Il y eut une première secousse et son cœur manqua de lâcher sous le poids de la peur et des remords. La seconde manqua de l'achever. Mais, alors, fidèle à l'expression, ce fut la troisième qui termina l'ouvrage. Alors que les deux premières semblaient relativement inoffensives, celle-ci se fit ressentir. L'avion dévia de sa trajectoire et commença à plonger vers le sol. Les bourrasques, en altitude, étaient trop puissantes, et le commandant tenta un atterrissage d’urgence qui ne semblait pas bien contrôlé. Des cris d'horreur fusaient de partout. Ariane et Thys s'étaient cramponnés à leurs sièges, et bien qu'ils ne saisissent pas tout, la peur les submergeait. Le terrain sur lequel l’avion tentait d’atterrir n’était pas idéal, et, alors qu’ils s’approchaient du sol, l’une de ses ailes effleura un poteau électrique. C’était un de ses géants, qui, d’en bas, semblaient atteindre les nuages. Désaxé, l’engin racla le sol de sa deuxième aile, et Ariane et Thys eurent le temps de croiser le regard de leurs parents avant qu’ils ne s’écrase, étouffant les cris.
*
Thomas ouvrit sa canette de soda et en but une gorgée avant de la donner à Jordan. Puis il s'essuya la bouche d’un revers de main et se laissa glisser le long du mur contre lequel il était assis. Il ne ressentait aucune peur. C'était comme-ci tout cela ne pouvait pas l'atteindre. Faire partie de l'élite était devenu pour lui une évidence dès qu'il avait su ce qui se préparait. L'Europe n'avait pas voulu le croire, l'Afrique n'en avait pas eu les moyens, et l'Asie n'y avait pas prêté attention, sans quoi cela aurait été assez paradoxal venant d'un continent qui n'avait pas conscience du danger qu'il causait lui-même pour la planète.

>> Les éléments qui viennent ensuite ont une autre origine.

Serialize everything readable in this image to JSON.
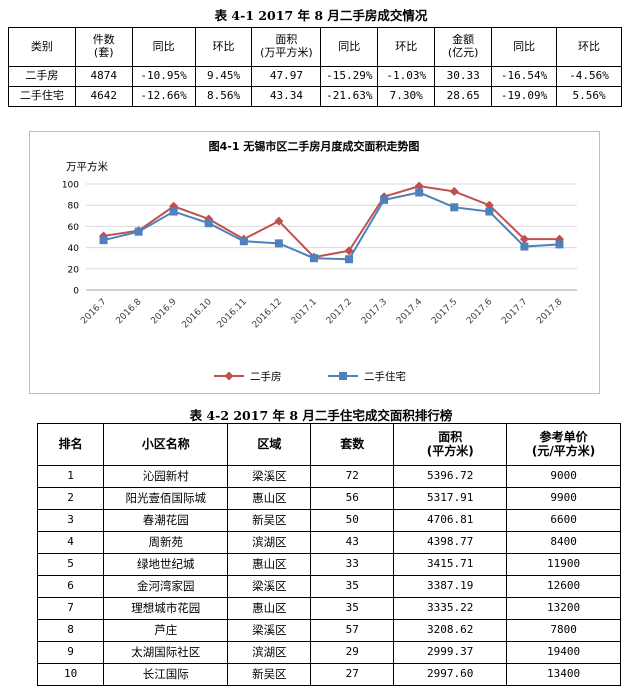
{
  "table1": {
    "title": "表 4-1  2017 年 8 月二手房成交情况",
    "headers": [
      "类别",
      "件数\n(套)",
      "同比",
      "环比",
      "面积\n(万平方米)",
      "同比",
      "环比",
      "金额\n(亿元)",
      "同比",
      "环比"
    ],
    "rows": [
      [
        "二手房",
        "4874",
        "-10.95%",
        "9.45%",
        "47.97",
        "-15.29%",
        "-1.03%",
        "30.33",
        "-16.54%",
        "-4.56%"
      ],
      [
        "二手住宅",
        "4642",
        "-12.66%",
        "8.56%",
        "43.34",
        "-21.63%",
        "7.30%",
        "28.65",
        "-19.09%",
        "5.56%"
      ]
    ]
  },
  "chart_data": {
    "type": "line",
    "title": "图4-1  无锡市区二手房月度成交面积走势图",
    "ylabel": "万平方米",
    "xlabel": "",
    "ylim": [
      0,
      100
    ],
    "yticks": [
      0,
      20,
      40,
      60,
      80,
      100
    ],
    "grid": true,
    "legend": "bottom",
    "categories": [
      "2016.7",
      "2016.8",
      "2016.9",
      "2016.10",
      "2016.11",
      "2016.12",
      "2017.1",
      "2017.2",
      "2017.3",
      "2017.4",
      "2017.5",
      "2017.6",
      "2017.7",
      "2017.8"
    ],
    "series": [
      {
        "name": "二手房",
        "color": "#c0504d",
        "marker": "diamond",
        "values": [
          51,
          56,
          79,
          67,
          48,
          65,
          31,
          37,
          88,
          98,
          93,
          80,
          48,
          48
        ]
      },
      {
        "name": "二手住宅",
        "color": "#4f81bd",
        "marker": "square",
        "values": [
          47,
          55,
          74,
          63,
          46,
          44,
          30,
          29,
          85,
          92,
          78,
          74,
          41,
          43
        ]
      }
    ]
  },
  "table2": {
    "title": "表 4-2   2017 年 8 月二手住宅成交面积排行榜",
    "headers": [
      "排名",
      "小区名称",
      "区域",
      "套数",
      "面积\n(平方米)",
      "参考单价\n(元/平方米)"
    ],
    "rows": [
      [
        "1",
        "沁园新村",
        "梁溪区",
        "72",
        "5396.72",
        "9000"
      ],
      [
        "2",
        "阳光壹佰国际城",
        "惠山区",
        "56",
        "5317.91",
        "9900"
      ],
      [
        "3",
        "春潮花园",
        "新吴区",
        "50",
        "4706.81",
        "6600"
      ],
      [
        "4",
        "周新苑",
        "滨湖区",
        "43",
        "4398.77",
        "8400"
      ],
      [
        "5",
        "绿地世纪城",
        "惠山区",
        "33",
        "3415.71",
        "11900"
      ],
      [
        "6",
        "金河湾家园",
        "梁溪区",
        "35",
        "3387.19",
        "12600"
      ],
      [
        "7",
        "理想城市花园",
        "惠山区",
        "35",
        "3335.22",
        "13200"
      ],
      [
        "8",
        "芦庄",
        "梁溪区",
        "57",
        "3208.62",
        "7800"
      ],
      [
        "9",
        "太湖国际社区",
        "滨湖区",
        "29",
        "2999.37",
        "19400"
      ],
      [
        "10",
        "长江国际",
        "新吴区",
        "27",
        "2997.60",
        "13400"
      ]
    ]
  }
}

Quand il pensait à cela, Thomas avait envie de pleurer, d'abord. Et puis il murmurait entre ses dents que ce cataclysme que l'Amérique avait été la seule à anticiper vengerait leur orgueil, et que les autres continents ramperaient à leurs pieds. Mais il finissait par plaindre les pauvres citoyens victimes de l'avarie - car c'était bien cela dont il était question - de leur gouvernement. Cela avait pour conséquence de le mettre hors de lui-même, et de le faire rager contre tous les humains de ce monde. Tous des cons, pensait-il alors, ce sont tous des cons. Ils n'ont pas voulu nous croire ? Eh bien qu'ils crèvent, ils ne méritent que ça.
La colère et la haine qu'il éprouvait à l'égard de tous ceux qui avaient pris la découverte de leur pays pour un complot dépassaient l'entendement. Il s'imaginait chaque fois leur réaction quand la catastrophe qu'ils pensaient imaginaire les toucherait, avec beaucoup de satisfaction malsaine. Mais toute cette hostilité n'était en fait que le fruit d'une immense empathie et d'un altruisme démesuré qui pouvait laisser penser que chaque citoyen victime de l'avarie de leur gouvernement serait un membre de sa famille. À ce compte, les chefs d'états responsables du massacre – ou plutôt l'ayant laissé se préparer sans agir - seraient leurs meurtriers.
Thomas avait perdu toute sa famille très jeune dans les circonstances affreuses d'un attentat, lors du mariage du frère de sa mère. Âgé d'à peine un mois, il avait été le seul membre de sa famille à ne pas y assister, ses parents ayant préféré le laisser au soin d'une nounou. Il avait ainsi échappé à la mort de peu, ce qu'il avait considéré plus tard comme un coup du destin, une chance incroyable de vivre qu'on lui avait donnée, et qu'il ne devait pas gâcher. Très vite, il s'était engagé dans l'armée avant de devenir secouriste, pour mettre son existence miraculeuse au service du monde, et de la vie.
Ceux qui le connaissaient bien savaient que sous cet air bourru et hostile se cachait un cœur tendre dévoué à sa nation et à ses habitants. Jordan faisait partie de ceux-là. Petit et assez laid, c'était le meilleur ami de Thomas et son collègue avec qui il partait la plupart du temps dans ses opérations de sauvetage.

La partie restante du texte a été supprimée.